Core Republic opens in Barcelona’s Nou Barris as functional-training hub
Core Republic opened with 800 square metres, three training rooms and a 99-euro founder deal aimed at Nou Barris and Horta.

Core Republic has opened in Nou Barris with a clear pitch: a larger, functional-training-led gym that wants to set a new benchmark in a part of Barcelona where that kind of offer has been harder to find. The club opened on April 18, 2026, at Carrer de l’Escultor Llimona, 50, placing it between Nou Barris and Horta and directly targeting two adjoining neighborhoods with one site.
The facility is built around 800 square metres and three training rooms, with space split between guided group classes and open training zones. Core Republic says the model is designed for people at all levels and is meant to improve performance, energy, mobility and overall wellbeing, which puts it squarely in the fast-growing functional-training segment rather than the old-school gym format built mainly around machines and weight rooms. The programming reflects that positioning, with cross training, functional training, hybrid training, strength, calisthenics, yoga, pilates and open box sessions all on the schedule.
That mix matters because the opening is not just about adding another fitness address in Barcelona. In Nou Barris, Core Republic is presenting itself as a reference point, a place that can raise the standard of local training by combining coaching, open practice space and recovery-minded disciplines under one roof. The business is also leaning on access, not exclusivity: the founder membership launch price was set at 99 euros a month, down from 139 euros, and the offer was limited to the first 50 members. Core Republic says that promotional rate will be maintained for 12 months.
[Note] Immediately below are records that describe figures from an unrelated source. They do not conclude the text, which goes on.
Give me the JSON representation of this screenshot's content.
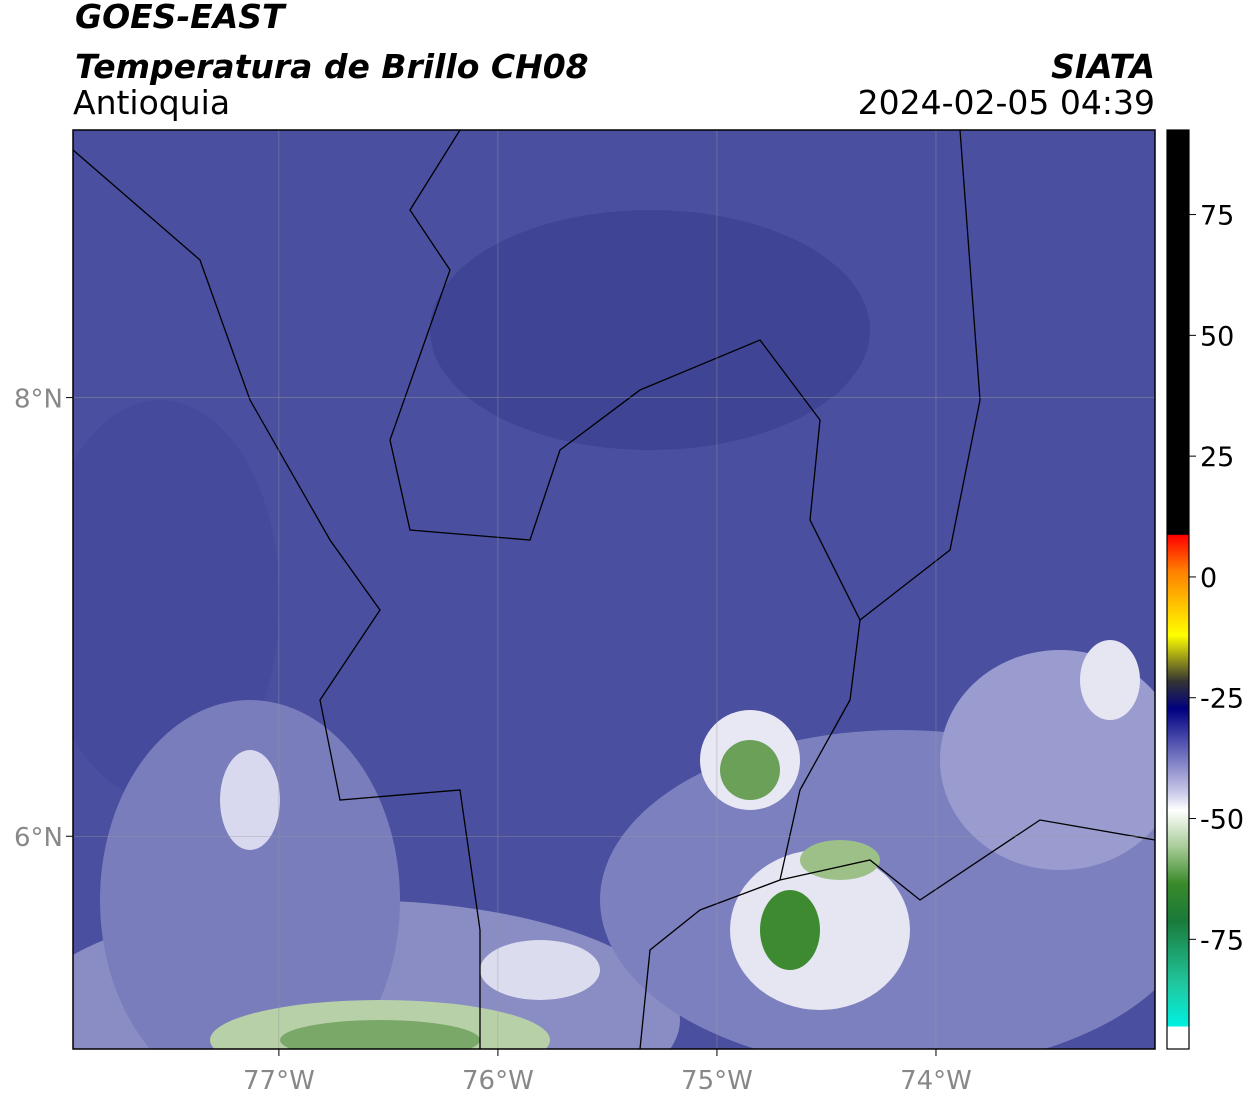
{
  "header": {
    "satellite": "GOES-EAST",
    "product": "Temperatura de Brillo CH08",
    "region": "Antioquia",
    "source": "SIATA",
    "datetime": "2024-02-05 04:39"
  },
  "map": {
    "xlim": [
      -77.94,
      -73.0
    ],
    "ylim": [
      5.03,
      9.22
    ],
    "xticks": [
      {
        "value": -77,
        "label": "77°W"
      },
      {
        "value": -76,
        "label": "76°W"
      },
      {
        "value": -75,
        "label": "75°W"
      },
      {
        "value": -74,
        "label": "74°W"
      }
    ],
    "yticks": [
      {
        "value": 8,
        "label": "8°N"
      },
      {
        "value": 6,
        "label": "6°N"
      }
    ]
  },
  "colorbar": {
    "lim": [
      -97.7,
      92.5
    ],
    "ticks": [
      75,
      50,
      25,
      0,
      -25,
      -50,
      -75
    ]
  }
}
The project is led by Sergi Malaret, who has a background in marketing and is positioning Core Republic as more than a single-neighborhood experiment. Gym Factory reported that Malaret’s long-term ambition is to build a national chain over the next decade, which suggests the Nou Barris opening is meant to serve as a launchpad for a broader expansion plan. For now, though, the immediate test is local: whether a functional-training club with yoga, pilates, strength work and hybrid sessions can do more than ride a citywide trend and instead answer a real gap in the district’s fitness offer.